There are two situations a credit card can increase your interest rate:

  1. If the Bank of England base rate goes up and your credit card tracks that rate

  2. When your credit card decides to increase your interest rate.

It is important you know what is happening when your interest rate rises, as in the second case you have the right to reject this change.

Base rate changes

Many credit cards now track the Bank of England base rate, but not all do. Your credit card T&Cs will say if your card does.

Here the standard interest rate on the card will increase automatically as the base rate changes. The new rate will be shown on your next credit card statement.

These changes only apply to standard interest rates. They won’t affect you while you are on a 0% balance transfer or any other promotional rate. They also won’t apply if you are on an installment plan to help you repay the card balance more quickly.

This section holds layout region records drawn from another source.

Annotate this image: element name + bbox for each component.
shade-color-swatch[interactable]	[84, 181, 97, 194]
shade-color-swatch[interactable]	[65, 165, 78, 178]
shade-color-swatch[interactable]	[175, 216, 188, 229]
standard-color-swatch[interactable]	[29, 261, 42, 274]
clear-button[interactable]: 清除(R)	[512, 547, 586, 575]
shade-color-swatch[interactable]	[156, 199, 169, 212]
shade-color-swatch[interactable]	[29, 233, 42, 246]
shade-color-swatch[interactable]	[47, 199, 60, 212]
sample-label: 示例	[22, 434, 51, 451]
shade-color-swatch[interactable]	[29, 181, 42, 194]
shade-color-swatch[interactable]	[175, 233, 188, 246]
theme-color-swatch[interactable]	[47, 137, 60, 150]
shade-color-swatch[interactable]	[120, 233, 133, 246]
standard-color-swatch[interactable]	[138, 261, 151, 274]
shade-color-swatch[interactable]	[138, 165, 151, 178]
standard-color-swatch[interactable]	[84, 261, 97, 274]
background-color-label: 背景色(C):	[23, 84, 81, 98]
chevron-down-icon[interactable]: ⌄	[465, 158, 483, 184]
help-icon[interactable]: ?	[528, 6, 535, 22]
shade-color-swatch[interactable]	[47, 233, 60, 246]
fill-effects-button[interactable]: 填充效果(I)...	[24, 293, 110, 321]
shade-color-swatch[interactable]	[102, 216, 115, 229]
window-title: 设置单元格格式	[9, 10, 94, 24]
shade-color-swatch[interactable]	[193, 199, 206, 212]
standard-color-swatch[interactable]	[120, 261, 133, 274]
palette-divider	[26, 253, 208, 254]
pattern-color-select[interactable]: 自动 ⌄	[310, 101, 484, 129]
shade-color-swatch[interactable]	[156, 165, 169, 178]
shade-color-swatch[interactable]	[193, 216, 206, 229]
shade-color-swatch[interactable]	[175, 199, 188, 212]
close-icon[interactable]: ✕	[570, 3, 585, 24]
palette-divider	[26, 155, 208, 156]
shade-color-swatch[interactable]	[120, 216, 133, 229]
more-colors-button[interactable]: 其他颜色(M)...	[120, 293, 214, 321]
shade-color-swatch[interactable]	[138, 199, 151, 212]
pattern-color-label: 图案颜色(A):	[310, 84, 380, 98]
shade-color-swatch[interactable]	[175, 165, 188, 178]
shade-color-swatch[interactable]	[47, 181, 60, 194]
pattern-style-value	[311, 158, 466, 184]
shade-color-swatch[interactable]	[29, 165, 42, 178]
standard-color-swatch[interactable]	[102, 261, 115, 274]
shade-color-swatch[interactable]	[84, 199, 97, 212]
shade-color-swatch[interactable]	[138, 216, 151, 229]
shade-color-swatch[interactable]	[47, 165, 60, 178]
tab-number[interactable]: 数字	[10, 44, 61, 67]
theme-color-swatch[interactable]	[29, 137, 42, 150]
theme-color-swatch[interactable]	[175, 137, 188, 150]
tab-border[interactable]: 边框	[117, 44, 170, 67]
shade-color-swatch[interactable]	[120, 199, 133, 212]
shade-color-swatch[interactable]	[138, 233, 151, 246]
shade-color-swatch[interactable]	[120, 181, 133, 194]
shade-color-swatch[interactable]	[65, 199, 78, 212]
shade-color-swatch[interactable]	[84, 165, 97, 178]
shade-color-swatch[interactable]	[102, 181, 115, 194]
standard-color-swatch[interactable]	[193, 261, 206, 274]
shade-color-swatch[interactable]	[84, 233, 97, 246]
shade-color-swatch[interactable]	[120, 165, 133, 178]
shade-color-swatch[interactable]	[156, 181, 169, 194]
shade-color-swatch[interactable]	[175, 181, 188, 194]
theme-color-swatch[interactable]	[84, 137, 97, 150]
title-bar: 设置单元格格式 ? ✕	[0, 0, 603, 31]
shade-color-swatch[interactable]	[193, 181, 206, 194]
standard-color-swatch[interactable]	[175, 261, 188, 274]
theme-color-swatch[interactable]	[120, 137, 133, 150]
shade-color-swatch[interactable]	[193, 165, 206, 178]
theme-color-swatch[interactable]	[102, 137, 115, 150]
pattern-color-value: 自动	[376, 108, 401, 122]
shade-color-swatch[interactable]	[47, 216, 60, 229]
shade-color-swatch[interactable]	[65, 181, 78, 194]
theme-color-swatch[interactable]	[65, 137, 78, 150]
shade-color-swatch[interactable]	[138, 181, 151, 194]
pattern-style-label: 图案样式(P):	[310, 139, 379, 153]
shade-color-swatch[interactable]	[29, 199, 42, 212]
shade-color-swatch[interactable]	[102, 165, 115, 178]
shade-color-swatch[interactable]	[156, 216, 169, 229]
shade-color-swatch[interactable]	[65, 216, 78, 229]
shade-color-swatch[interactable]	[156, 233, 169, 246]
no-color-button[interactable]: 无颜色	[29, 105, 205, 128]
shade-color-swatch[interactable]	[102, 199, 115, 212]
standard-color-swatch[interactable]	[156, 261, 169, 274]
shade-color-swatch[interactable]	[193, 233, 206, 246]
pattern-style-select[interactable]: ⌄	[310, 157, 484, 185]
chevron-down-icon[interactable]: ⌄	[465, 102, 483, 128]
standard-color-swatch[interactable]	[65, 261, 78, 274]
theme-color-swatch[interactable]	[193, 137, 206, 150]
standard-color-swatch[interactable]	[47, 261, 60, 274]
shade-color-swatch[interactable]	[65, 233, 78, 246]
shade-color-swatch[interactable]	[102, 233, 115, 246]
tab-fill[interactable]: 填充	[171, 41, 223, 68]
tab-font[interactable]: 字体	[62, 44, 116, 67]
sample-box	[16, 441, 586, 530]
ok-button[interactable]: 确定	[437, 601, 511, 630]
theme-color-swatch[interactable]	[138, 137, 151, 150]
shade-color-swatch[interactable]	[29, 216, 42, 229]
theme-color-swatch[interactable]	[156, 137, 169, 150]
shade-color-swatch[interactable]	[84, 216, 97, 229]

The Bank of England base rate was increased several times by between 0.25% and 0.75% last year and was increased again in January 2023 by 0.5%. Each of these changes is small, but they are starting to add up to a significant amount.

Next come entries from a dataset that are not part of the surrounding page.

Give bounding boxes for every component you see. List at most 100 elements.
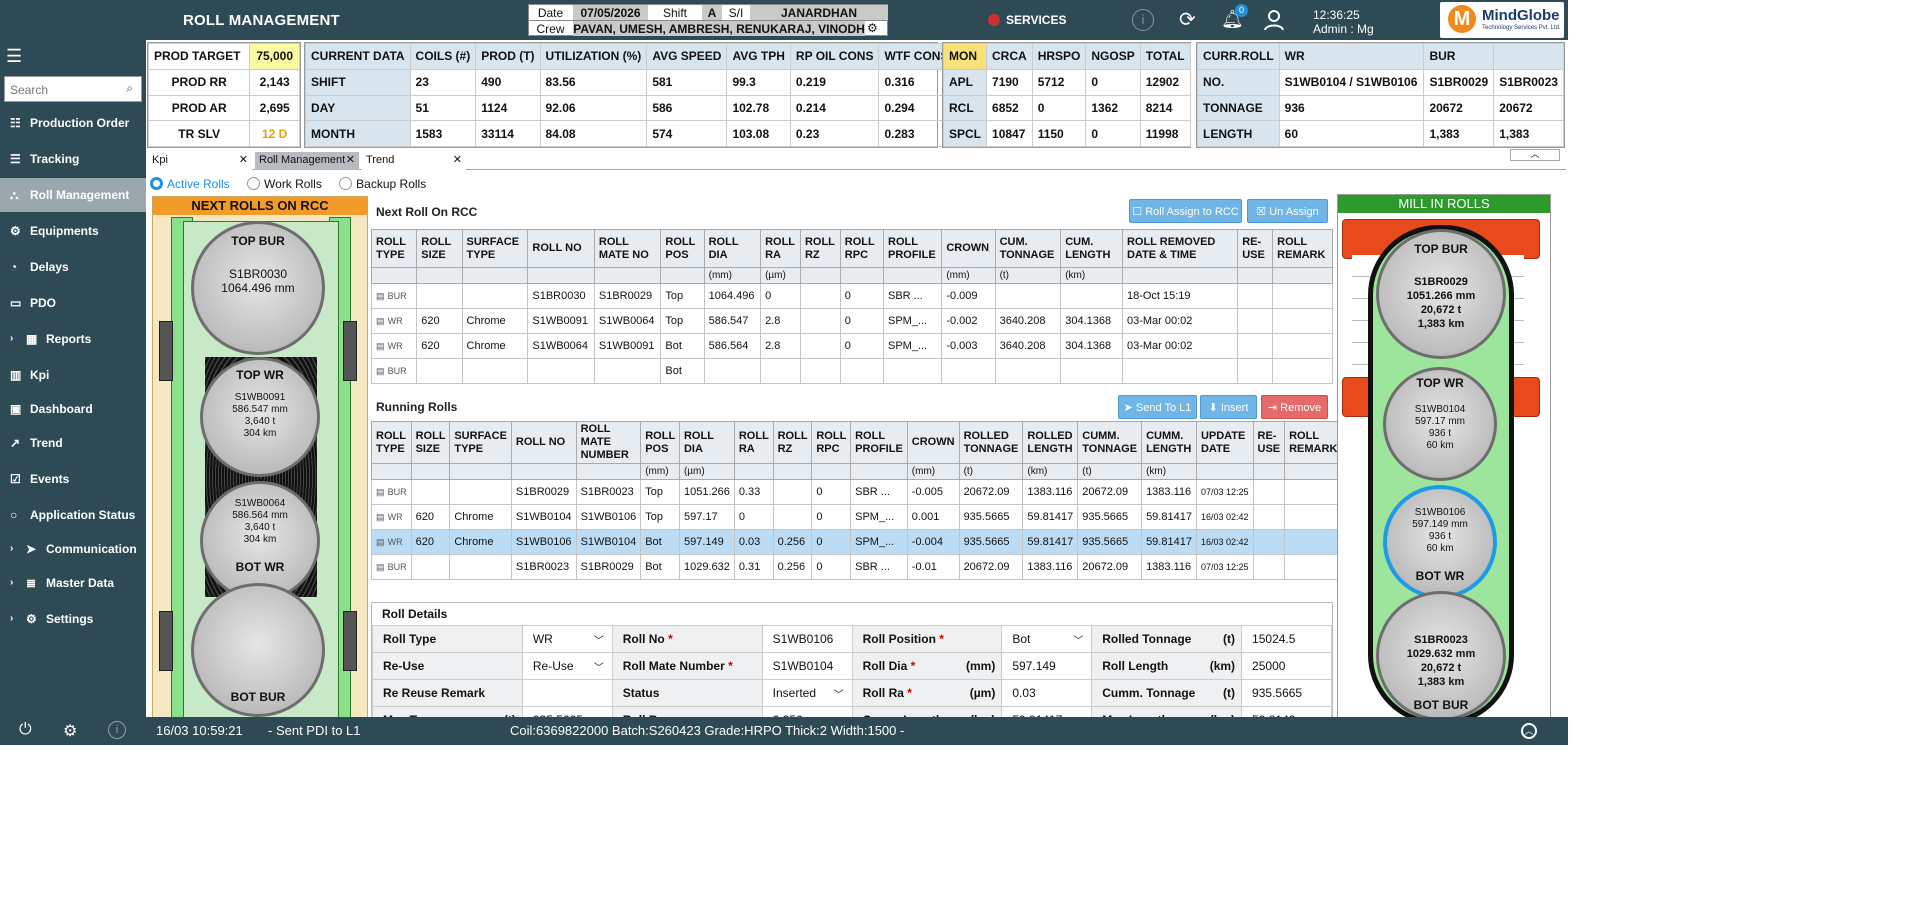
sidebar-item-roll-management[interactable]: ⛬ Roll Management (0, 178, 146, 212)
table-row[interactable]: ▤ WR 620 Chrome S1WB0091 S1WB0064 Top 586.547 2… (370, 308, 1333, 334)
chevron-down-icon[interactable]: ﹀ (834, 686, 844, 701)
chevron-up-icon[interactable]: ︿ (1521, 723, 1537, 739)
column-header[interactable]: ROLL TYPE (371, 421, 412, 464)
sidebar-item-settings[interactable]: › ⚙ Settings (0, 602, 146, 636)
field-input[interactable]: 15024.5 (1241, 625, 1332, 653)
column-header[interactable]: CROWN (906, 421, 960, 464)
column-header[interactable]: SURFACE TYPE (449, 421, 512, 464)
sidebar-item-pdo[interactable]: ▭ PDO (0, 286, 146, 320)
send-to-l1-button[interactable]: ➤ Send To L1 (1118, 395, 1197, 419)
info-icon[interactable]: i (1132, 9, 1154, 31)
field-input[interactable]: Bot ﹀ (1001, 625, 1093, 653)
sidebar-item-kpi[interactable]: ▥ Kpi (0, 358, 146, 392)
radio-work-rolls[interactable]: Work Rolls (247, 177, 322, 191)
field-input[interactable]: 0.03 (1001, 679, 1093, 707)
table-row[interactable]: ▤ BUR Bot (370, 358, 1333, 384)
sidebar-item-master-data[interactable]: › ≣ Master Data (0, 566, 146, 600)
column-header[interactable]: RE-USE (1252, 421, 1286, 464)
field-input[interactable]: WR ﹀ (521, 625, 613, 653)
column-header[interactable]: ROLL POS (640, 421, 680, 464)
refresh-icon[interactable]: ⟳ (1179, 7, 1196, 32)
column-header[interactable]: ROLLED LENGTH (1022, 421, 1079, 464)
field-input[interactable]: S1WB0106 (761, 625, 853, 653)
table-row[interactable]: ▤ WR 620 Chrome S1WB0064 S1WB0091 Bot 586.564 2… (370, 333, 1333, 359)
close-icon[interactable]: ✕ (346, 153, 355, 166)
rcc-bot-bur-roll[interactable]: BOT BUR (191, 583, 325, 717)
column-header[interactable]: ROLL DIA (703, 229, 762, 268)
column-header[interactable]: ROLL TYPE (370, 229, 418, 268)
table-row[interactable]: ▤ WR 620 Chrome S1WB0104 S1WB0106 Top 597.17 0 0… (371, 504, 1343, 530)
search-input[interactable]: Search ⌕ (4, 76, 142, 102)
column-header[interactable]: ROLL REMOVED DATE & TIME (1121, 229, 1239, 268)
column-header[interactable]: SURFACE TYPE (461, 229, 529, 268)
field-input[interactable]: Inserted ﹀ (761, 679, 853, 707)
radio-backup-rolls[interactable]: Backup Rolls (339, 177, 426, 191)
table-row[interactable]: ▤ BUR S1BR0029 S1BR0023 Top 1051.266 0.33 0 SBR… (371, 479, 1343, 505)
column-header[interactable]: ROLL RPC (811, 421, 852, 464)
column-header[interactable]: ROLL NO (527, 229, 595, 268)
unassign-button[interactable]: ☒ Un Assign (1247, 199, 1328, 223)
column-header[interactable]: ROLL NO (510, 421, 577, 464)
rcc-top-wr-roll[interactable]: TOP WR S1WB0091 586.547 mm 3,640 t 304 k… (200, 357, 320, 477)
field-input[interactable]: 935.5665 (1241, 679, 1332, 707)
sidebar-item-dashboard[interactable]: ▣ Dashboard (0, 392, 146, 426)
column-header[interactable]: ROLL RZ (799, 229, 841, 268)
close-icon[interactable]: ✕ (239, 153, 248, 166)
column-header[interactable]: ROLL SIZE (410, 421, 451, 464)
column-header[interactable]: ROLL RA (760, 229, 801, 268)
column-header[interactable]: ROLL MATE NO (593, 229, 662, 268)
column-header[interactable]: ROLL RPC (839, 229, 885, 268)
sidebar-item-equipments[interactable]: ⚙ Equipments (0, 214, 146, 248)
column-header[interactable]: CUMM. TONNAGE (1077, 421, 1143, 464)
settings-gear-icon[interactable]: ⚙ (63, 721, 77, 741)
mill-top-bur-roll[interactable]: TOP BUR S1BR0029 1051.266 mm 20,672 t 1,… (1376, 229, 1506, 359)
sidebar-item-tracking[interactable]: ☰ Tracking (0, 142, 146, 176)
table-row[interactable]: ▤ BUR S1BR0023 S1BR0029 Bot 1029.632 0.31 0.25… (371, 554, 1343, 580)
mill-bot-bur-roll[interactable]: S1BR0023 1029.632 mm 20,672 t 1,383 km B… (1376, 591, 1506, 717)
column-header[interactable]: CUM. LENGTH (1060, 229, 1123, 268)
sidebar-item-communication[interactable]: › ➤ Communication (0, 532, 146, 566)
field-input[interactable]: S1WB0104 (761, 652, 853, 680)
sidebar-item-reports[interactable]: › ▦ Reports (0, 322, 146, 356)
column-header[interactable]: UPDATE DATE (1195, 421, 1254, 464)
sidebar-item-production-order[interactable]: ☷ Production Order (0, 106, 146, 140)
tab-kpi[interactable]: Kpi ✕ (148, 152, 252, 170)
hamburger-menu-icon[interactable]: ☰ (6, 46, 22, 67)
info-icon[interactable]: i (108, 721, 126, 739)
table-row[interactable]: ▤ BUR S1BR0030 S1BR0029 Top 1064.496 0 0 SBR ..… (370, 283, 1333, 309)
field-input[interactable]: 25000 (1241, 652, 1332, 680)
table-row[interactable]: ▤ WR 620 Chrome S1WB0106 S1WB0104 Bot 597.149 0… (371, 529, 1343, 555)
sidebar-item-trend[interactable]: ↗ Trend (0, 426, 146, 460)
insert-button[interactable]: ⬇ Insert (1200, 395, 1257, 419)
column-header[interactable]: ROLL SIZE (416, 229, 463, 268)
column-header[interactable]: ROLL PROFILE (882, 229, 943, 268)
mill-bot-wr-roll[interactable]: S1WB0106 597.149 mm 936 t 60 km BOT WR (1383, 485, 1497, 599)
power-icon[interactable]: ⏻ (19, 721, 32, 739)
radio-active-rolls[interactable]: Active Rolls (150, 177, 230, 191)
field-input[interactable]: Re-Use ﹀ (521, 652, 613, 680)
roll-assign-button[interactable]: ☐ Roll Assign to RCC (1129, 199, 1242, 223)
rcc-top-bur-roll[interactable]: TOP BUR S1BR0030 1064.496 mm (191, 221, 325, 355)
column-header[interactable]: CROWN (941, 229, 996, 268)
tab-trend[interactable]: Trend ✕ (362, 152, 466, 170)
remove-button[interactable]: ⇥ Remove (1261, 395, 1328, 419)
column-header[interactable]: CUM. TONNAGE (994, 229, 1062, 268)
user-icon[interactable] (1263, 9, 1285, 31)
collapse-icon[interactable]: ︿ (1510, 149, 1560, 161)
column-header[interactable]: RE-USE (1237, 229, 1274, 268)
services-status[interactable]: SERVICES (988, 13, 1066, 27)
sidebar-item-events[interactable]: ☑ Events (0, 462, 146, 496)
column-header[interactable]: ROLL REMARK (1284, 421, 1343, 464)
chevron-down-icon[interactable]: ﹀ (594, 659, 604, 674)
column-header[interactable]: ROLL PROFILE (850, 421, 908, 464)
tab-roll-management[interactable]: Roll Management ✕ (255, 152, 359, 170)
chevron-down-icon[interactable]: ﹀ (1073, 632, 1083, 647)
column-header[interactable]: ROLLED TONNAGE (958, 421, 1024, 464)
column-header[interactable]: ROLL POS (660, 229, 705, 268)
column-header[interactable]: ROLL REMARK (1272, 229, 1333, 268)
gear-icon[interactable]: ⚙ (867, 21, 878, 35)
column-header[interactable]: ROLL DIA (678, 421, 735, 464)
sidebar-item-delays[interactable]: ◔ Delays (0, 250, 146, 284)
chevron-down-icon[interactable]: ﹀ (594, 632, 604, 647)
field-input[interactable]: 597.149 (1001, 652, 1093, 680)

You don’t have a right to reject an increase caused by a change in the base rate.

But see below for what your options are if you are finding it difficult to pay the card each month.

Difficulty making the card repayments?

If your credit card repayments have been causing you problems, this gets worse when the interest rate goes up as this makes the minimum payment a bit larger.

So this is a good time to think if you need some extra help:

  • if this card is your only problem debt, you could talk to the lender about a payment arrangement, where interest is frozen;

  • with other problems as well, or if you don’t feel up to talking to creditors about your difficulties, talk to us or complete our Debt Calculator to see if you can get help with a debt solution.

Payment arrangements and debt solutions can both harm your credit score, but they are practical ways of clearing too much debt with the interest being frozen. And then you don’t have to worry about any more interest rate increases!